- Born: 21 February 1875 Karaikal, French India
- Died: 6 December 1920 (aged 45)
- Known for: First UK woman political agent

= Bertha Bowness Fischer =

British political agent

Bertha Bowness Fischer born Bertha Bowness Foulkes (21 February 1875 – 6 December 1920) was a British political agent.

==Life==
Fischer was born in Karaikal in 1875. Her family came originally from Germany but the she was a fourth generation person born in India. She was born in a part of India that was part of French India where her father, Thomas James Henry Bowness Fischer, was a British consular agent. Her mother was Henrietta Amelia who was born Stevenson. She was her parents second daughter born in Kariakal. Her father had briefly worked for the British East India Company but all of their interests were transferred to Britain after the 1857 disruptions.

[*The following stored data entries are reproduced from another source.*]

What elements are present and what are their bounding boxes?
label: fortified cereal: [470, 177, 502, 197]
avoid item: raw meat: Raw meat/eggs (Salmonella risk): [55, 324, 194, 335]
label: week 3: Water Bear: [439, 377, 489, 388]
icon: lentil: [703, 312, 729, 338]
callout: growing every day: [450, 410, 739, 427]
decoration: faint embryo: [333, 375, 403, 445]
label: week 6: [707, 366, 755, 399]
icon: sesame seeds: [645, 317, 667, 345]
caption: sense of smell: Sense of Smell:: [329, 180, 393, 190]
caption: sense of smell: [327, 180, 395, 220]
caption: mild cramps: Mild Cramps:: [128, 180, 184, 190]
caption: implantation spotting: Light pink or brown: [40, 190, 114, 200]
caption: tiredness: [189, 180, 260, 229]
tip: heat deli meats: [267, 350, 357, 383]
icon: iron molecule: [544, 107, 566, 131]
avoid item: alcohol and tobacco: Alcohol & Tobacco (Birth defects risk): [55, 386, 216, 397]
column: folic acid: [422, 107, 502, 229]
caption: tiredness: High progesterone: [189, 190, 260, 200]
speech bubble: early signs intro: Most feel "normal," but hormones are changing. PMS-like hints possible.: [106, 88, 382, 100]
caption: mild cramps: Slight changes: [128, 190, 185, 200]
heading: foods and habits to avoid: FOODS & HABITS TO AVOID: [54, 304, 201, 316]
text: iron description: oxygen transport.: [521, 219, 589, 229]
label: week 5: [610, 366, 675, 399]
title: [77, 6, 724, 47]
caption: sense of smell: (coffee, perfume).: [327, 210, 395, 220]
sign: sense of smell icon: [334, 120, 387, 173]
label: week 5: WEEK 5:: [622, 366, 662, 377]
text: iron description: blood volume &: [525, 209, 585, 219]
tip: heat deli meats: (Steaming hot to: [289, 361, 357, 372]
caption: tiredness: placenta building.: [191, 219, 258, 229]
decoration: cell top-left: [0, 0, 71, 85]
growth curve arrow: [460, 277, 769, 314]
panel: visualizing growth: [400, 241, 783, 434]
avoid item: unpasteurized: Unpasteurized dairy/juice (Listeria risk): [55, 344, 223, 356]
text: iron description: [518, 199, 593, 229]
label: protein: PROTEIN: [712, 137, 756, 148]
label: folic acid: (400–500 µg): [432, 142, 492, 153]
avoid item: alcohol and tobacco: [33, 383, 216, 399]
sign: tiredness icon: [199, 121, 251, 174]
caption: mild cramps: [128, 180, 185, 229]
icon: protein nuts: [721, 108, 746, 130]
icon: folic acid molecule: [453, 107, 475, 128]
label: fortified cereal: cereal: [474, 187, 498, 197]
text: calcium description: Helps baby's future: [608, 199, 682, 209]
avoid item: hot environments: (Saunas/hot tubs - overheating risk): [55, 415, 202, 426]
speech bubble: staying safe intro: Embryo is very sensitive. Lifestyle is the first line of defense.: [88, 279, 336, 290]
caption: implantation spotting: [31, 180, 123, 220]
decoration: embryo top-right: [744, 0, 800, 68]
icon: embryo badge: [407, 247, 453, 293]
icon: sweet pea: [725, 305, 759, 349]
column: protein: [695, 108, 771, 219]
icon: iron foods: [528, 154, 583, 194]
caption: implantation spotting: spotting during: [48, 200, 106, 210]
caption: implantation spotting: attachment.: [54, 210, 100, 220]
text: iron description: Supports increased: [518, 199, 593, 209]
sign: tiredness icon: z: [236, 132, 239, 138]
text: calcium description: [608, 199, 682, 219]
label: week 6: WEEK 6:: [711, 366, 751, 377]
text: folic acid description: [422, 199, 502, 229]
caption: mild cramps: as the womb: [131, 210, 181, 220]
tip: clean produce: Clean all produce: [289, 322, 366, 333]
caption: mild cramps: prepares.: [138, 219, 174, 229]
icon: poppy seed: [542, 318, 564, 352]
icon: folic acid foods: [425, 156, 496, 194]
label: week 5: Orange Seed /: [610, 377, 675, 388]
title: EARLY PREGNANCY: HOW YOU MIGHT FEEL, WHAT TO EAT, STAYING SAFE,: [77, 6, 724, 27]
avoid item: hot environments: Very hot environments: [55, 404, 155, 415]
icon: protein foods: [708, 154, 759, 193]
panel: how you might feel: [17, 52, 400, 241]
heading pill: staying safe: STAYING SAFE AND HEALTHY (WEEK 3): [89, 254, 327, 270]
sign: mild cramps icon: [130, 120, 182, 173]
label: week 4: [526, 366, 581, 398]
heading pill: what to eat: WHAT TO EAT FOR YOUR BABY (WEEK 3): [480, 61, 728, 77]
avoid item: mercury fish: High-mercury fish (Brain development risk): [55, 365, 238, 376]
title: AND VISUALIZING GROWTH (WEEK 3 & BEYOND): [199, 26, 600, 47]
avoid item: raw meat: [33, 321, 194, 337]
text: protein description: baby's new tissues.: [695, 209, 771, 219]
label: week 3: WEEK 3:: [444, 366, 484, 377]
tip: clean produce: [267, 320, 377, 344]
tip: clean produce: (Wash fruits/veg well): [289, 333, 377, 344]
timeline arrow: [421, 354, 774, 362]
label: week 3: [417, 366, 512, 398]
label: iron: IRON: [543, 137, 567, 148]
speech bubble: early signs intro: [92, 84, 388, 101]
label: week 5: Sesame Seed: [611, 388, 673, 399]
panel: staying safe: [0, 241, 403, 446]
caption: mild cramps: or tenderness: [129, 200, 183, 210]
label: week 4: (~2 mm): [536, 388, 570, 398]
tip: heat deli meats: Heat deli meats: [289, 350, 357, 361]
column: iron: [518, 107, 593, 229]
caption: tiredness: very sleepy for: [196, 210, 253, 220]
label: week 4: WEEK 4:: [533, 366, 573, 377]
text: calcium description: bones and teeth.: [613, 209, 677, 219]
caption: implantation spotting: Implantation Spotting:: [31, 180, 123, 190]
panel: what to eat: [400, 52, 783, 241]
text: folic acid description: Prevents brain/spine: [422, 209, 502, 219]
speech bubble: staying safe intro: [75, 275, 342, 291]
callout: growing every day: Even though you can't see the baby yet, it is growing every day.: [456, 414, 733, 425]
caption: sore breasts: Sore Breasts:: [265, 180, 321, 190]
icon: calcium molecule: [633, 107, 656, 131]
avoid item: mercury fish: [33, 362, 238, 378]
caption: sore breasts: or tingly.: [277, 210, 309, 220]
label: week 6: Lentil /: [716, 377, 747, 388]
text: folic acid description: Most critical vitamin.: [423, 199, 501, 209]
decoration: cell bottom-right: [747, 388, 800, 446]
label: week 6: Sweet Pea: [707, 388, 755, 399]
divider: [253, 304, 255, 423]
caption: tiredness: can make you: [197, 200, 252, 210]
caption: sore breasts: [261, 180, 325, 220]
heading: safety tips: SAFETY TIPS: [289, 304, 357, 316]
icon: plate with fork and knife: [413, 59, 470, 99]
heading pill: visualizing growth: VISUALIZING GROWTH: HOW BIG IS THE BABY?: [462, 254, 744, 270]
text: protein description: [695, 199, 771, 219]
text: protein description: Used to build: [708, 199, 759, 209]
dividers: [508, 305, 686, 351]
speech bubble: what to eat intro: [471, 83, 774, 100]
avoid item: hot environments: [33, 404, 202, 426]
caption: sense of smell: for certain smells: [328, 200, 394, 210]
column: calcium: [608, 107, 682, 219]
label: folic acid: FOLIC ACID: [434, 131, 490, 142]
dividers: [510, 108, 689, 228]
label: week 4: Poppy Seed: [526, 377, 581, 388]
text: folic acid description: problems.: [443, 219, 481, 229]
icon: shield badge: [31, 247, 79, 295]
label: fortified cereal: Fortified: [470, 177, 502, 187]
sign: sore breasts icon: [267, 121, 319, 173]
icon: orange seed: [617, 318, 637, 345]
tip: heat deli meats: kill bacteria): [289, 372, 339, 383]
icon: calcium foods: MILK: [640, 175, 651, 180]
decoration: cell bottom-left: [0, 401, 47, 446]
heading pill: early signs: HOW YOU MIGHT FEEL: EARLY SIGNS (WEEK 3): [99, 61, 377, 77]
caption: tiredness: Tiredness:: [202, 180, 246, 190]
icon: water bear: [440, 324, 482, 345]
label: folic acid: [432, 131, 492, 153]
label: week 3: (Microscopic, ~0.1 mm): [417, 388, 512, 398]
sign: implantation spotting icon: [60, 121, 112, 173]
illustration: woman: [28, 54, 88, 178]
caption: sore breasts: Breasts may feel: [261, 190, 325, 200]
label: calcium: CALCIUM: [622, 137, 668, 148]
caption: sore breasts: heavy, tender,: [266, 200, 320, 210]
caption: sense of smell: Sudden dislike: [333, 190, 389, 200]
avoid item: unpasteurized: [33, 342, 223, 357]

In 1902 she was accepted by Society of Certified and Associated Liberal Agents as a political agent. She was the first woman of any party to qualified in this way. This job carries a similar status to being a solicitor and the first woman solicitor was not until after 1919.

In 1905 she became the second women constituency political agent when she was given that job in Fareham. She was supporting the Liberal candidate, George Evatt, in what was a Conservative seat. She left to marry Eton-educated surgeon Captain (Thomas) Howard Foulkes FRCS in Portsea in July 1905 leaving her job as political agent and a poor law guardian.

==Death and legacy==
Fischer was murdered in 1920. She and her husband were attacked by Pathan tribesmen in their bungalow on 15 November and her husband, who was now a Lieutenant Colonel, was killed. She survived the attack but died of her wounds on 6 December 1920. A plaque was created by their friends in India and it is now in the National Army Museum. The Liberal Democrats give an award in her name.